01.11.2016

Mal Rugby-Ei, mal Diskus

Neue Simulationen und Messungen ermöglichen Bestimmung der Form von Atomkernen.

Ein Atomkern besteht aus einer bestimmten Anzahl von Protonen und Neutronen, je nachdem welches Isotop eines chemischen Elements er darstellt. Seit langem ist bekannt, dass Atomkerne verschiedene Gestalten annehmen können. Viele sind kugel­förmig, andere sind geformt wie ein Rugby-Ball oder wie eine Diskus­scheibe. Einige Atomkerne können sogar ihre Form spontan ändern. Bei einer solchen Form­änderung geben sie entweder Energie ab oder nehmen welche auf, wobei sie wegen der Äquivalenz von Masse und Energie dabei ein wenig leichter oder schwerer werden. Bisher waren die Ursachen des Formwechsels von Atomkernen, genauso wie die Ursachen vieler anderer Kern­eigenschaften, weitgehend unklar.

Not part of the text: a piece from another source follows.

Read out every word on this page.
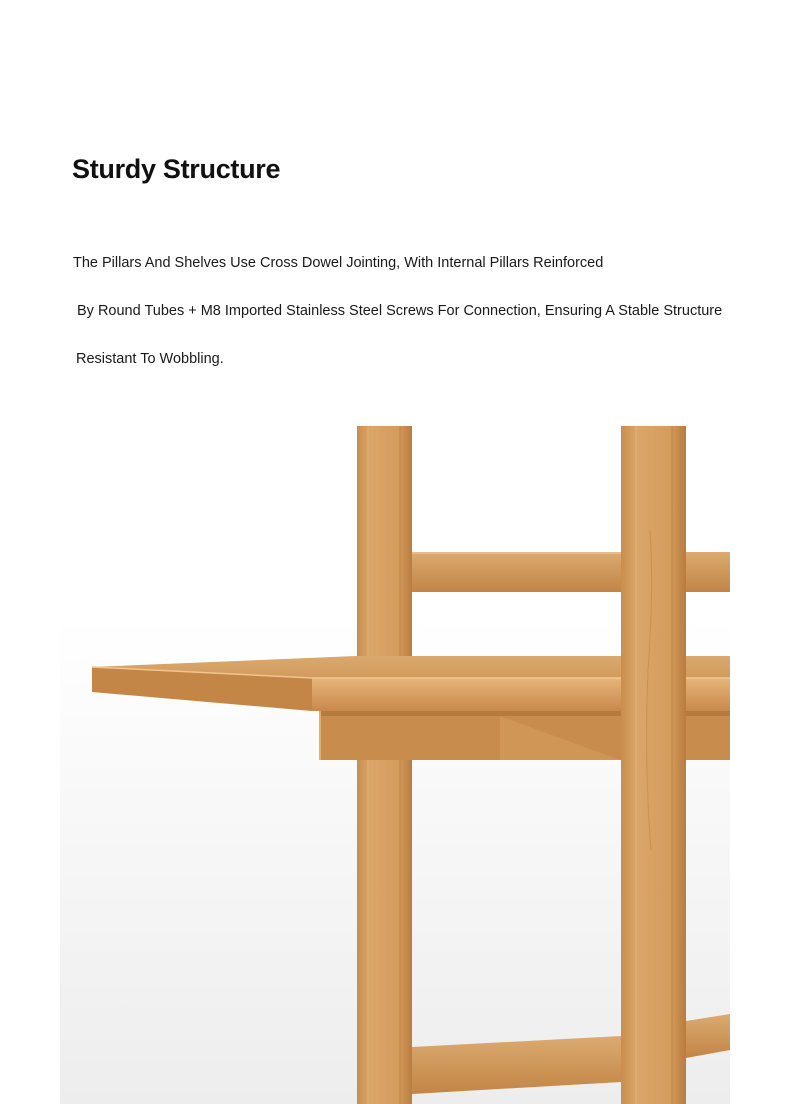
Sturdy Structure

The Pillars And Shelves Use Cross Dowel Jointing, With Internal Pillars Reinforced

By Round Tubes + M8 Imported Stainless Steel Screws For Connection, Ensuring A Stable Structure

Resistant To Wobbling.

Abb.: Verschieden angeregte Kernzustände von Zirkon-96 (Bild: C. Kremer et al.)

Physiker um den Tokioter Professor Takaharu Otsuka haben eine Theorie entwickelt, die die Eigenschaften eines Atomkerns auf die Kräfte zwischen den vielen im Kern befindlichen Protonen und Neutronen zurückführt und es ermöglicht, etwa die Gestalt eines Atomkerns in einem Groß-Computer zu berechnen. Die Berechnungen am Forschungs­zentrum Riken in Tokio wurden für verschiedene Isotope des Metalls Zirkon mit 40 Protonen und Neutronenzahlen von 50 bis 70 durchgeführt, wobei mehr als 1023 unterschiedliche Quanten­zustände berücksichtigt werden mussten, ein Weltrekord. Die mehr­wöchigen Berechnungen ergaben, dass das Isotop Zr-96 mit 56 Neutronen im leichtesten Zustand kugelförmig und in einem nur wenig schwereren Quanten­zustand Rugby-Ball-artig deformiert sein müsse.

Die TU Darmstadt verfügt mit ihrem Elektronen­beschleuniger über eines der präzisesten Mess­instrumente, die die Theorien der japanischen Physiker testen können. Ein Team von Experimental­physikern um den Direktor des Instituts für Kernphysik der TU Darmstadt, Norbert Pietralla, führte Präzisions­messungen durch, bei denen die Forscher hoch­energetische Strahlen von Elektronen an einer Folie aus Zirkon streuten und ihre Energieabgabe an die darin enthaltenen Kerne des Isotops 96Zr präzise vermaßen. So wird die Gestalt der Atomkerne wie in einem hoch­auflösenden Elektronen­mikroskop nachweisbar. „Unsere Messungen bestätigen die Theorie der Kollegen aus Tokio“, sagt Pietralla. Damit liege nun das Verständnis vor, um nicht nur die Gestalt von Atom­kernen sondern viele weitere Eigenschaften dieser komplexen Quanten­objekte zu berechnen und verlässlich vorherzusagen.